Carol, rocking a kind of Princess Leia on Endor outfit, is the key to the Terminus prisoners’ escape. She lights up a tank of gas, resulting in the most spectacular explosion in the show’s five seasons and giving Rick, Carl, Sasha, Michonne, and the others a chance to escape. Aside from Rick, Carol is arguably the most interesting character on the show in that she’s evolved so much. She began as a meek, battered wife and has been: a grieving mother, hopeless optimist, calculating pragmatist, zombie killing arts teacher, substitute mother, outcast, and now, it seems, prodigal daughter.

This is also one of the most squirm-inducing episodes since the show began. Within the first five minutes, four people have their throats cut in preparation for group meal. Faces are eaten, walkers set alight. And we get a tour through a really unappealing human abattoir. (Which was grosser, the dangling bits of neck or the lazy susan of human flesh toward the end, you decide.) Ultimately, it all ends with some welcome reunions. The moment when Daryl and Carol see each other again is one of the most emotional since Rick was forced to end Shane in season one.

Zombie Kill Report
1 sharp object to the skull by Carol on the train tracks; 1 piece of rebar to the face by a Terminus member working the fence; 15 in the gas tank explosion Carol detonates; 1 by Terminus sharp shooters; 5 blown to bits by sharp objects as Glenn leads a raid on a cargo container filled with prisoners; 5 by automatic gun fire by Terminus forces; 1 by metal pipe by Daryl; 3 by brute force by Tyreese when he’s forced to protect Judith; 2 by blunt force by Daryl and Bob as Rick opens the box car door; 3 by knife by Maggie during the escape; 1 by knife by Tara; 1 by automatic gunfire by Rick; 2 by pipe to the face by Daryl; 2 by brass-knuckle knife by Rosita; 1 by handgun fire to the open mouth by Sasha; 1 by knife to the face by Bob; 1 by gunfire by unidentified shooter; 1 by baseball bat swung by Glenn; 2 by makeshift sword to the head by Michonne.
Estimated Total: 49

Was That Negan?
In the last few shots of the episode, we’re taken back to the flashback to tie up Terminus’ origin story. The antagonist looks a lot like Negan, the greatest, most fearsome villain in the comic book. Presumably, the Terminus crew took what they had back by force. But it might have been a glimpse at this.

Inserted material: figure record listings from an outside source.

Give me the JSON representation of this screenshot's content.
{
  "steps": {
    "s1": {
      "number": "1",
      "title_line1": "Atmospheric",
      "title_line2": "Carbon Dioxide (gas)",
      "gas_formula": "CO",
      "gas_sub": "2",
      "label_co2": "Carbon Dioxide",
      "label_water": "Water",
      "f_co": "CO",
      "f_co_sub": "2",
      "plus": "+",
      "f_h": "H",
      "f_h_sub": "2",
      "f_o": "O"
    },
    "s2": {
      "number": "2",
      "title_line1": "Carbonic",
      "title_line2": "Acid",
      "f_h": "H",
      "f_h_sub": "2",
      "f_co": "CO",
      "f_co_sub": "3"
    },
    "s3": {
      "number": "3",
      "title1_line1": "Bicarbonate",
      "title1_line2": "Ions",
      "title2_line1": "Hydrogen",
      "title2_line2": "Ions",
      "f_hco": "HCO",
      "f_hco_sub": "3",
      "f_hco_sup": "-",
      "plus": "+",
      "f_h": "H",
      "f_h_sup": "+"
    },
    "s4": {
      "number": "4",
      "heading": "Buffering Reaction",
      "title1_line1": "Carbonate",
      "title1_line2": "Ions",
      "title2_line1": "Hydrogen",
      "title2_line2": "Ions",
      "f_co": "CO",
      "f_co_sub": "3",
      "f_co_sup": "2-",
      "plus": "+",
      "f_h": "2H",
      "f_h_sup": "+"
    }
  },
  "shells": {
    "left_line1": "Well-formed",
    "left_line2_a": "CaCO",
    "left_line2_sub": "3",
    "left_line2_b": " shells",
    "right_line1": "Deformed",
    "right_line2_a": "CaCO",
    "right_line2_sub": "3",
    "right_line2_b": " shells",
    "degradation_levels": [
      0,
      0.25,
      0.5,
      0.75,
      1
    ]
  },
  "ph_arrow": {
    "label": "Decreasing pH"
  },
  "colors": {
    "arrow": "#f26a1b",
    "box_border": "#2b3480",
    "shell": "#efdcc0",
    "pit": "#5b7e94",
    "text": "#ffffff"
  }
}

Other Unanswered Questions
Gareth—still alive or dead? What’s up with DC? Eugene does not exactly seem like a genius. When he’s asked about the “cure,” he uncorks a jargon-laden spiel about weaponized diseases being used to fight weaponized diseases and a vague conclusion that humanity will be able to “fight fire with fire.” It basically made no sense, thought it seems to have convinced the rest of the group.

Walkers As Strategy
We’ve seen it before here and there, but this was the first time we saw the group using a horde as an asset in a fight. Over the past seasons, the walkers have receded into the background as the main source of conflict (and terror). Other living people and strangers especially have become much more threatening. But it will be interesting to see if the walkers start being employed as pawns between groups of human beings.